Project description:INTRODUCTION: Low testosterone levels in men are associated with fatigue, limited physical performance and reduced health-related quality of life (HRQOL); however, this relationship has never been assessed in patients with anti-neutrophil cytoplasmic antibodies (ANCA) -associated vasculitides (AAV). The aim of this study was to assess the prevalence of androgen deficiency and to investigate the role of testosterone in fatigue, limited physical condition and reduced HRQOL in men with AAV. METHODS: Male patients with AAV in remission were included in this study. Fatigue and HRQOL were assessed by the multi-dimensional fatigue inventory (MFI)-20 and RAND-36 questionnaires. RESULTS: Seventy male patients with a mean age of 59 years (SD 12) were included. Scores of almost all subscales of both questionnaires were significantly worse in patients compared to controls. Mean total testosterone and free testosterone levels were 13.8 nmol/L (SD 5.6) and 256 pmol/L (SD 102), respectively. Androgen deficiency (defined according to Endocrine Society Clinical Practice Guidelines) was present in 47% of patients. Scores in the subscales of general health perception, physical functioning and reduced activity were significantly worse in patients with androgen deficiency compared to patients with normal androgen levels.
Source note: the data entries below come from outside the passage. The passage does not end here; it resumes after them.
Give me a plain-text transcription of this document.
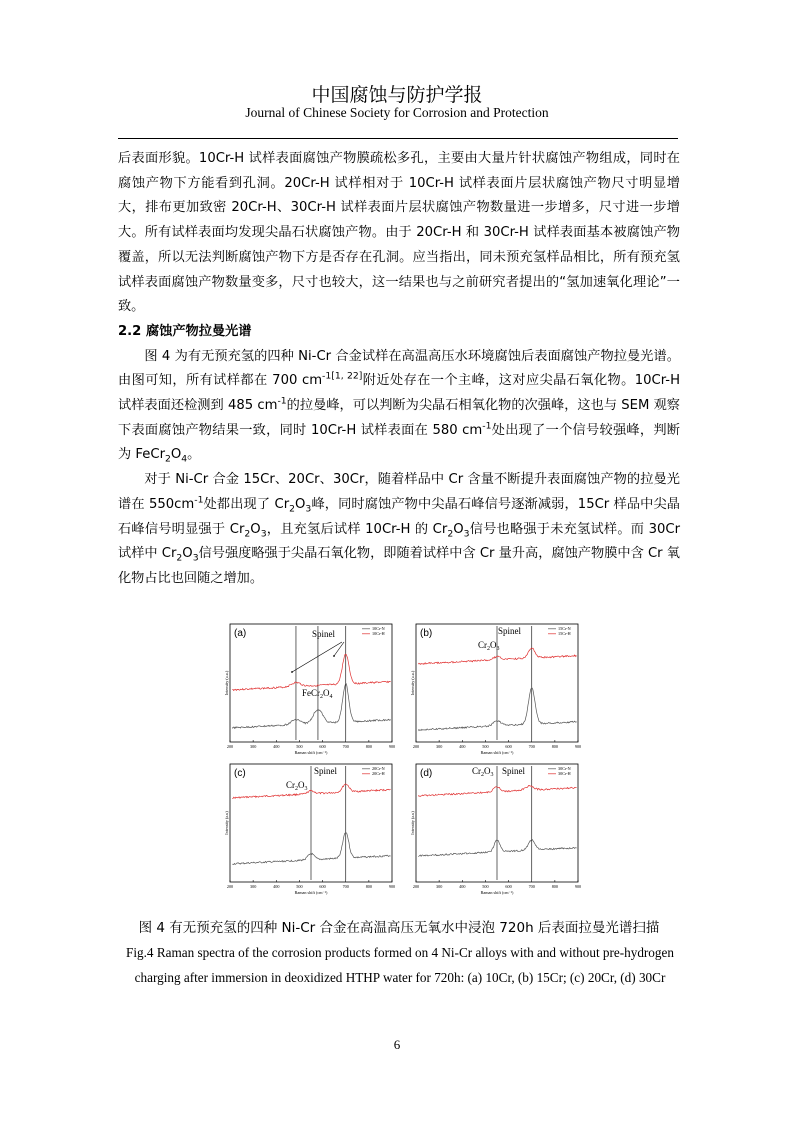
中国腐蚀与防护学报
Journal of Chinese Society for Corrosion and Protection

后表面形貌。10Cr-H 试样表面腐蚀产物膜疏松多孔，主要由大量片针状腐蚀产物组成，同时在腐蚀产物下方能看到孔洞。20Cr-H 试样相对于 10Cr-H 试样表面片层状腐蚀产物尺寸明显增大，排布更加致密 20Cr-H、30Cr-H 试样表面片层状腐蚀产物数量进一步增多，尺寸进一步增大。所有试样表面均发现尖晶石状腐蚀产物。由于 20Cr-H 和 30Cr-H 试样表面基本被腐蚀产物覆盖，所以无法判断腐蚀产物下方是否存在孔洞。应当指出，同未预充氢样品相比，所有预充氢试样表面腐蚀产物数量变多，尺寸也较大，这一结果也与之前研究者提出的“氢加速氧化理论”一致。

2.2 腐蚀产物拉曼光谱

图 4 为有无预充氢的四种 Ni-Cr 合金试样在高温高压水环境腐蚀后表面腐蚀产物拉曼光谱。由图可知，所有试样都在 700 $cm^{-1[1, 22]}$附近处存在一个主峰，这对应尖晶石氧化物。10Cr-H 试样表面还检测到 485 $cm^{-1}$的拉曼峰，可以判断为尖晶石相氧化物的次强峰，这也与 SEM 观察下表面腐蚀产物结果一致，同时 10Cr-H 试样表面在 580 $cm^{-1}$处出现了一个信号较强峰，判断为 $FeCr_2O_4$。

对于 Ni-Cr 合金 15Cr、20Cr、30Cr，随着样品中 Cr 含量不断提升表面腐蚀产物的拉曼光谱在 $550cm^{-1}$处都出现了 $Cr_2O_3$峰，同时腐蚀产物中尖晶石峰信号逐渐减弱，15Cr 样品中尖晶石峰信号明显强于 $Cr_2O_3$，且充氢后试样 10Cr-H 的 $Cr_2O_3$信号也略强于未充氢试样。而 30Cr 试样中 $Cr_2O_3$信号强度略强于尖晶石氧化物，即随着试样中含 Cr 量升高，腐蚀产物膜中含 Cr 氧化物占比也回随之增加。

200	300	400	500	600	700	800	900
Raman shift (cm⁻¹)
Intensity (a.u.)
(a)	10Cr-N
10Cr-H
Spinel
$FeCr_2O_4$
200	300	400	500	600	700	800	900
Raman shift (cm⁻¹)
Intensity (a.u.)
(b)	15Cr-N
15Cr-H
Spinel
$Cr_2O_3$
200	300	400	500	600	700	800	900
Raman shift (cm⁻¹)
Intensity (a.u)
(c)	20Cr-N
20Cr-H
Spinel
$Cr_2O_3$
200	300	400	500	600	700	800	900
Raman shift (cm⁻¹)
Intensity (a.u)
(d)	30Cr-N
30Cr-H
Spinel
$Cr_2O_3$
图 4 有无预充氢的四种 Ni-Cr 合金在高温高压无氧水中浸泡 720h 后表面拉曼光谱扫描
Fig.4 Raman spectra of the corrosion products formed on 4 Ni-Cr alloys with and without pre-hydrogen charging after immersion in deoxidized HTHP water for 720h: (a) 10Cr, (b) 15Cr; (c) 20Cr, (d) 30Cr
6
Testosterone and age were predictors for the RAND-36 physical component summary in multiple linear regression analysis. Testosterone, age, vasculitis damage index (VDI) and C-reactive protein (CRP) were associated with the MFI-20 subscale of general fatigue. CONCLUSIONS: This study showed that androgen deficiency was present in a substantial number of patients with AAV. Testosterone was one of the predictors for physical functioning and fatigue. Testosterone may play a role in fatigue, reduced physical performance and HRQOL in male patients with AAV.